When considering the subjective evaluation, the evaluators (native speakers) look at closely some aspects. They look at the linguistic qualities, such as in-formativeness, and how coherent the summary is. They evaluate the summary in terms of the relevancy of all the summaries. Making use of some pre-defined guidelines, evaluators will allocate a score, using a predefined scale, to each summary that is under evaluation. The evaluators assign quantitative scores to the summaries based on a range of different qualitative features, like content, fluency, etc.

To evaluate the system objectively, a special tool called ROUGE2.0, was installed and configured for the requirements of Xhosa news summaries.

1.12. Scope and Limitations of the Study

This study specifically focuses on the development of an automatic text summarizer for Xhosa news articles. The emphasis is on news articles only. In fact, it is a single document summarization project. Therefore, the scope of this research is limited to apply technologies applicable to languages that do not require the sophistcated langauge based rule, to find out the most suitable factors for achieving precise summaries automatically.

1.13. Outline of the Dissertation

This dissertation comprises several chapters. Chapter one being the introductory chapter, it gives the background, motivation, the problem statement, objectives, significance of the study, methodology and evaluation methods. It also discusses the scope of the research.

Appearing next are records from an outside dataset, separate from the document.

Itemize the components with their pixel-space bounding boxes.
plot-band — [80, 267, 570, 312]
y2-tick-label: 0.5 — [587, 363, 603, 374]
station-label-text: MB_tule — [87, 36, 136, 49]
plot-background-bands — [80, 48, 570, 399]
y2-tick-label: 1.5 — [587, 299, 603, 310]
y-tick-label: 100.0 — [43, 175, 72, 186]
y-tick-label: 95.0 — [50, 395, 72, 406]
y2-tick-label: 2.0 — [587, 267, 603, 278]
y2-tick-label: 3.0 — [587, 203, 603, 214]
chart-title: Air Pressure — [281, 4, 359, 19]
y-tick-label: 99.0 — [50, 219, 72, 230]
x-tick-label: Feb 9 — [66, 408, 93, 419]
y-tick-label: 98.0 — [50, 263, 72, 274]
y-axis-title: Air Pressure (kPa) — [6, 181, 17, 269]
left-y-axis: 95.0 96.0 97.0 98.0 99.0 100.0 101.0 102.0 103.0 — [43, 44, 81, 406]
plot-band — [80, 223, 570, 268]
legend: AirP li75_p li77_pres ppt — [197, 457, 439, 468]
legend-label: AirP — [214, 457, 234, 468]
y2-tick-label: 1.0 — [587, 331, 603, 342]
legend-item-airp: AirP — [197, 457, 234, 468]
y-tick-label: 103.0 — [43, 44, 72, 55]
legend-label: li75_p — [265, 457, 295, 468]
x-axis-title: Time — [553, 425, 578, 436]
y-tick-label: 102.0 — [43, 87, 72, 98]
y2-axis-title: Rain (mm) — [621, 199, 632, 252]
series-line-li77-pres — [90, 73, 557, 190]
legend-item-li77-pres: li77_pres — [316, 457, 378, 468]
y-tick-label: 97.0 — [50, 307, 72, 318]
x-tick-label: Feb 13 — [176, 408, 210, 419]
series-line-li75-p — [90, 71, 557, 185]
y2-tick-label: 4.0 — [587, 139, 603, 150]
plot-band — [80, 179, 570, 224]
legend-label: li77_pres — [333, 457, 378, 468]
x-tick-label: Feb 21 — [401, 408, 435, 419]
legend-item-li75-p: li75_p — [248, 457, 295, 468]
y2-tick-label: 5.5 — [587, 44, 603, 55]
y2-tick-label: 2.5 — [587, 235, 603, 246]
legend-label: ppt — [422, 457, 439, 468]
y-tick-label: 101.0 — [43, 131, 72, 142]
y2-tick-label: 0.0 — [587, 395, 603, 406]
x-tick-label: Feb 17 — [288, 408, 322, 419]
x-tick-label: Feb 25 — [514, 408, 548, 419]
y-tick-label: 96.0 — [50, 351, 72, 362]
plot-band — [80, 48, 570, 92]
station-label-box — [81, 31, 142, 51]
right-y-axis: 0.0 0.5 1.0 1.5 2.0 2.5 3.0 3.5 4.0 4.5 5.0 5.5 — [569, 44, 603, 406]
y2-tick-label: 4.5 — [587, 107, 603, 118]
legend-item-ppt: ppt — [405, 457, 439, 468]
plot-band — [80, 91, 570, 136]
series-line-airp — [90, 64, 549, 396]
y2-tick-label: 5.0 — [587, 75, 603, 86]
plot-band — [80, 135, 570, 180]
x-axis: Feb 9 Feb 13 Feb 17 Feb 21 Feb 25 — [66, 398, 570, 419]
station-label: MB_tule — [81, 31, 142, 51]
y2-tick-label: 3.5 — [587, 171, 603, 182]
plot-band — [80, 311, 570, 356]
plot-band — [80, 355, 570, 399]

CHAPTER TWO presents the literature review undertaken to discover the status of Automatic Text Summarization. It not only gives a profound technical background but also provides a concise overview of different summarization approaches and the resources used over the last decades to automatically summarize the text.

CHAPTER THREE talks about the Xhosa language discusses the consonant and vowel inventory of the language. It talks about the language's orthography, morpheme types, abbreviations, and also the structure of news writing.

CHAPTER FOUR describes the methodology and discusses the tool, the Natural Language Toolkit (NLTK), used to design the summarizer. The modules of the toolkit that were considered are explained in detail in this chapter.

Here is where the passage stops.